Question: I am confused about Shavuot. Is it the giving of the Torah or the 10 commandments to Moses or both. Is it that the Commandments are contained in the Torah? How did Moses receive the torah if the Torah contains the stories of Moses including his receiveing of the commandments and his death? did he just recieve the laws only?
Answer: You questions are very good. The Torah is not explicit about what Moses received from God during the 40 days he was on Mount Sinai, but at the very least it includes the legal material in Exodus as well as the instructions for building the mishkan, the portable Tabernacle in the wilderness.
The last few verses in the Torah, according to midrash, were either written by Joshua after the death of Moses, or were indeed written by Moses, with tears in his eyes, after he foresaw the details of his own death.
The material known as the “10 commandments” is actually just the beginning of several chapters of legal material. We speak of the revelation of the 10 commandments on Shavuot because it was all or part of these commandments that was revealed to the entire Israelite people on the day of Shavuot, as opposed to the rest of the Torah which was revealed (in some way) to Moses alone during the next 40 days.
Question: Why do we read the book of Ruth on Shavuot?
Answer: Each of the three pilgrimage festivals (Pesah, Shavuot, Sukkot) has one of the books from ketuvim (writings, the third section of the Tanakh) known as the megillot associated with it. We read the book of Ruth on Shavuot for two reasons.
First, the events of the story occur during the barley and wheat harvest in late spring and early summer, which coincides with the period of Shavuot. Aside from its connection to the revelation at Mount Sinai, Shavuot is a harvest festival celebrating the early summer wheat harvest which follows the Passover barley harvest.
But there is a deeper reason why we read Ruth on Shavuot. As the story opens, she moves back to her native Moab with her husband and his brother (and wife) and their mother, Naomi. When her husband and brother-in-law died, Naomi instructed her and her sister-in-law to stay in Moab, while she returned to Israel.

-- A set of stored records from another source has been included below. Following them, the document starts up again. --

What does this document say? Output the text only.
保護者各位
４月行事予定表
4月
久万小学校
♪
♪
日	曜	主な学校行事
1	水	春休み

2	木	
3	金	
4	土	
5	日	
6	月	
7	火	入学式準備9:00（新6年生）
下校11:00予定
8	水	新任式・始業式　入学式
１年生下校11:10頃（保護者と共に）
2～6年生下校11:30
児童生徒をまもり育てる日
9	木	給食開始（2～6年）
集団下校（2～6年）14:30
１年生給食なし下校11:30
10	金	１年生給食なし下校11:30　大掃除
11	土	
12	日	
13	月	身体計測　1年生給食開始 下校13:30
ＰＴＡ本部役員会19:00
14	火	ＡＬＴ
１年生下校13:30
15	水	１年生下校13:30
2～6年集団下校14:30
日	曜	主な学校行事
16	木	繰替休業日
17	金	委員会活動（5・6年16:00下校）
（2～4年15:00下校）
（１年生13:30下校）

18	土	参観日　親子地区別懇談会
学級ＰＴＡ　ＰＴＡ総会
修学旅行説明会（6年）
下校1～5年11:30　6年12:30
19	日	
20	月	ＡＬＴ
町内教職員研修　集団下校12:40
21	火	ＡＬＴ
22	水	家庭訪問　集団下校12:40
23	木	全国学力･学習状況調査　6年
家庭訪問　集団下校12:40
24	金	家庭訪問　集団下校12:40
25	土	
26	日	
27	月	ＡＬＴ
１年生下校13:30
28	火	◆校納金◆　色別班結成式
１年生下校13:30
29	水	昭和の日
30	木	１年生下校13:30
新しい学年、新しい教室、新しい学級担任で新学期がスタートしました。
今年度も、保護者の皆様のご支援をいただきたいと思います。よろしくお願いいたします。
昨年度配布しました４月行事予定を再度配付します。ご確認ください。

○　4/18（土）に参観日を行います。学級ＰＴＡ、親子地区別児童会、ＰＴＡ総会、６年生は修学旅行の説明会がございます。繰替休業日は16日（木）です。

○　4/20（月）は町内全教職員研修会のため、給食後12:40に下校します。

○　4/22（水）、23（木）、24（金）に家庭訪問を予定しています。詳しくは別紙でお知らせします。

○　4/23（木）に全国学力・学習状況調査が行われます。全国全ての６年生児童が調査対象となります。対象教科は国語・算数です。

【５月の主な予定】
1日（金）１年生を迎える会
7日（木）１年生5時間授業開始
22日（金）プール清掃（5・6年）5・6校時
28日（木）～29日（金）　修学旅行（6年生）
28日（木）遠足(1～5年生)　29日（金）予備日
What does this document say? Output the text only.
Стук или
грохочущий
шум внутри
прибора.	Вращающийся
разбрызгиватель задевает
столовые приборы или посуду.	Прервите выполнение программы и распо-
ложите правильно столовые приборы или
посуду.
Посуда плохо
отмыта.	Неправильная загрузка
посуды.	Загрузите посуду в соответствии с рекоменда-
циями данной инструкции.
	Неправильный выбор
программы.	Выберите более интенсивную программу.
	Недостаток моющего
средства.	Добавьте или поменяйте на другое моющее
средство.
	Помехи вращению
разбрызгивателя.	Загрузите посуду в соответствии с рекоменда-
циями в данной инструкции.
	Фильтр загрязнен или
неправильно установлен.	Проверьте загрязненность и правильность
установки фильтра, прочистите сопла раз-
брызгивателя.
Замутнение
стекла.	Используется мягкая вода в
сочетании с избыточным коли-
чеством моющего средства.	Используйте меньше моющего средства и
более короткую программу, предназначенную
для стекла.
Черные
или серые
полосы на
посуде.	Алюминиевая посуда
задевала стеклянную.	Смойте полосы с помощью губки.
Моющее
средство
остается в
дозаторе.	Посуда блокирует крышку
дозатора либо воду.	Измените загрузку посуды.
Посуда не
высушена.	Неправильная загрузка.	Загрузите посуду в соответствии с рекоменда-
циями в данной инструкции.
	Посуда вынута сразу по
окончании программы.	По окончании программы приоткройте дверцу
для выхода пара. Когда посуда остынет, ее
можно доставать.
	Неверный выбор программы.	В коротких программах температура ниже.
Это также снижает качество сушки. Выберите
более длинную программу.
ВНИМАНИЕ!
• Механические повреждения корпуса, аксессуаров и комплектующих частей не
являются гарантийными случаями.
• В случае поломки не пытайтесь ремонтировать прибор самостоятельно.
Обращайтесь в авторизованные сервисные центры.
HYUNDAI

Orpah, her sister-in-law, stayed in Moab, but Ruth wanted to go with Naomi. Although Naomi tried to persuade Ruth to return, Ruth responded in one of the most famous speeches in the Tanakh, “Wherever you go, I will go; wherever you lodge, I will lodge; your people shall be my people, and your God my God. Where you die, I will die, and there I will be buried.” With these words, Ruth joined her life and fate to that of Jewish people, and became a ger tzedek, a righteous convert to Judaism.
On the first Shavuot, when the Torah was revealed to the Israelites, each one of them made the choice to accept the Torah – each one of them essentially became a Jew by Choice. How much more true this is today, when we have the freedom to remain active, practicing, Jews or let ourselves drift away, that Shavuot is our opportunity to choose Judaism anew. The story of Ruth gives us a role model of what it means to commit our lives so completely to living a Jewish life.